The air in the Hokage's chamber was a vacuum, stripped of everything but the weight of Rohan's final, terrible accusation. Tsunade stood, a magnificent, shattered monument to a faith that was being systematically dismantled before her very eyes. The proof. She had demanded proof. A desperate, reflexive defense of the man who had been her sensei, the kind old man who had embodied the Will of Fire for her entire life. She could not, would not, believe him capable of such a profound, cowardly betrayal without seeing it for herself.

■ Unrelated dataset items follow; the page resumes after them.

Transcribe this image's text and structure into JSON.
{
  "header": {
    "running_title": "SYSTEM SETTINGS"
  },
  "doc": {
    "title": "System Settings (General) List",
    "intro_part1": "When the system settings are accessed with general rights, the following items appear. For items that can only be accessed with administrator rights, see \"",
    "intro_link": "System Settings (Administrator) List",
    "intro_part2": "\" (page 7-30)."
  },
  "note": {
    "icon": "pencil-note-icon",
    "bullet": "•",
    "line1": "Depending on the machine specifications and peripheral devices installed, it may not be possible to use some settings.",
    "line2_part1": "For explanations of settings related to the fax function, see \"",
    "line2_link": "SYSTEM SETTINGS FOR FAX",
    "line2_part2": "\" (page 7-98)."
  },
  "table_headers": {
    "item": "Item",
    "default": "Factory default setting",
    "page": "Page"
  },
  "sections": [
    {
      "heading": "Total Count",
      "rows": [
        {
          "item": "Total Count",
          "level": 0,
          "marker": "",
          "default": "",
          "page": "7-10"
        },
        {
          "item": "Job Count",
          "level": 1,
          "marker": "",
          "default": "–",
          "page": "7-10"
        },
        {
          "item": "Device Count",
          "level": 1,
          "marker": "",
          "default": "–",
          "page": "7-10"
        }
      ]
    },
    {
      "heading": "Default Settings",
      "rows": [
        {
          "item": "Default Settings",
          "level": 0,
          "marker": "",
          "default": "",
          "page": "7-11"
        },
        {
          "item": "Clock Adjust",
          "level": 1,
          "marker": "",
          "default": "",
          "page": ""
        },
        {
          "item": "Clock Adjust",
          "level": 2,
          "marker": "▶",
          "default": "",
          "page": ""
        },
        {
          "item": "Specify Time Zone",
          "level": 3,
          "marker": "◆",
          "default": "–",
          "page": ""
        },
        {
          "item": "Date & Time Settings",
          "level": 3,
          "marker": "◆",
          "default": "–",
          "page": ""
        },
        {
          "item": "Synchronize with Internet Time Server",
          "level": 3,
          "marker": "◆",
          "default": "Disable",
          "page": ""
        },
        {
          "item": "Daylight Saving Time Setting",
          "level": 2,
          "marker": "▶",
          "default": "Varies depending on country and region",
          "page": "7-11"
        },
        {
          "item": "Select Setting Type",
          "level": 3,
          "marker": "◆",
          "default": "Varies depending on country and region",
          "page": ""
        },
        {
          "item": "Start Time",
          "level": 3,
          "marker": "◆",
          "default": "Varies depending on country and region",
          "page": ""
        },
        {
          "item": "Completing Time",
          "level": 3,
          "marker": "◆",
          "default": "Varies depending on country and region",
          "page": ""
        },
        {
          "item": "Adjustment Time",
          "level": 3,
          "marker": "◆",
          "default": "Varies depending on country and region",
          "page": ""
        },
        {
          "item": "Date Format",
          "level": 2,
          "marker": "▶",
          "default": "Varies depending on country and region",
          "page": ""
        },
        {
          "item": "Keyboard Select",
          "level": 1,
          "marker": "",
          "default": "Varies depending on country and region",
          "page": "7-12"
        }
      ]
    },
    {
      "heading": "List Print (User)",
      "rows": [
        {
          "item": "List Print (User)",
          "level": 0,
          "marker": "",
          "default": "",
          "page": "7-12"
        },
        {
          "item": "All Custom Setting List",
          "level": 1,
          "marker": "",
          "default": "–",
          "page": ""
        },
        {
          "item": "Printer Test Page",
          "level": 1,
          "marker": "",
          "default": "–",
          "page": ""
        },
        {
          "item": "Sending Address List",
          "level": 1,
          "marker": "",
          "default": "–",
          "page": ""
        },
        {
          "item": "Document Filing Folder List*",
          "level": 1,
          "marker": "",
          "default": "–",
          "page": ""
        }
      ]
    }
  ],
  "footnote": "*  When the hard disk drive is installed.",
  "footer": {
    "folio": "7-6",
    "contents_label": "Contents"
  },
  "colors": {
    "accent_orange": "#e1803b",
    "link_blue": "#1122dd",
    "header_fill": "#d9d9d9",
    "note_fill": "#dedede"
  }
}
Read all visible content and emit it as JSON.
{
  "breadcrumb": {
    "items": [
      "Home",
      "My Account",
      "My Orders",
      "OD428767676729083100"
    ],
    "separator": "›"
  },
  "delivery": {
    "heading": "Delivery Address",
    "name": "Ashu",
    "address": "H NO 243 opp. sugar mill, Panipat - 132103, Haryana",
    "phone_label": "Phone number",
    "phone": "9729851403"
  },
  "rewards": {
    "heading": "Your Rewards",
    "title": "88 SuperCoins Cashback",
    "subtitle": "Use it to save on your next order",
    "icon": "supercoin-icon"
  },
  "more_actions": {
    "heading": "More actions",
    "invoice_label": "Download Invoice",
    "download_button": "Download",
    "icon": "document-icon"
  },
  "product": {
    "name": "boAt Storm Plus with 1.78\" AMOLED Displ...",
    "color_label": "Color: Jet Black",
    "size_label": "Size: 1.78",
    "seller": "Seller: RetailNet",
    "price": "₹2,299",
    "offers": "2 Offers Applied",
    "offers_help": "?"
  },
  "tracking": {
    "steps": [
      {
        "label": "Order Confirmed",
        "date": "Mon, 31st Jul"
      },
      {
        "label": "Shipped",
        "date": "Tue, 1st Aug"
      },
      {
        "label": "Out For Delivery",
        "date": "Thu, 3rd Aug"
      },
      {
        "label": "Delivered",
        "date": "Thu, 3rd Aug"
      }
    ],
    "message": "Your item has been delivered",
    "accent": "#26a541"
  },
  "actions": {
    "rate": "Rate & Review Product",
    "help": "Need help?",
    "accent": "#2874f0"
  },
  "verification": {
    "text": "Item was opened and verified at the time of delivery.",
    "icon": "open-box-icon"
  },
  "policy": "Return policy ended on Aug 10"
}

Rohan looked at her, his heart aching with a divine, sorrowful empathy. He saw not the formidable Godaime Hokage, but a woman being forced to watch the heroic statues of her past crumble into dust. He understood her need. To heal, the wound must first be laid bare.

"You shall have your proof, Tsunade-sama," he said, his voice a soft, steady anchor in the swirling chaos of her emotions. He closed his eyes, not to remember, but to request. He reached inward, to the silent, omniscient System that was a part of his very soul, and made his desire known. Show them. Show them the truth of that night.

As he made the request, a new, clean notification chimed in the silent interface of his mind, a gift he had not anticipated.

[System Notification: For the purpose of providing absolute, irrefutable evidence to a key strategic ally, a one-time conceptual data packet has been generated. Item Gained: [The Uncut Memory of the Nine-Tails Attack]. This is a perfect, omniscient recording of the event, from all perspectives, playable by the host.]

Rohan's eyes fluttered open, a new, profound power shimmering within them. He did not need to describe the events. He could now make them live it.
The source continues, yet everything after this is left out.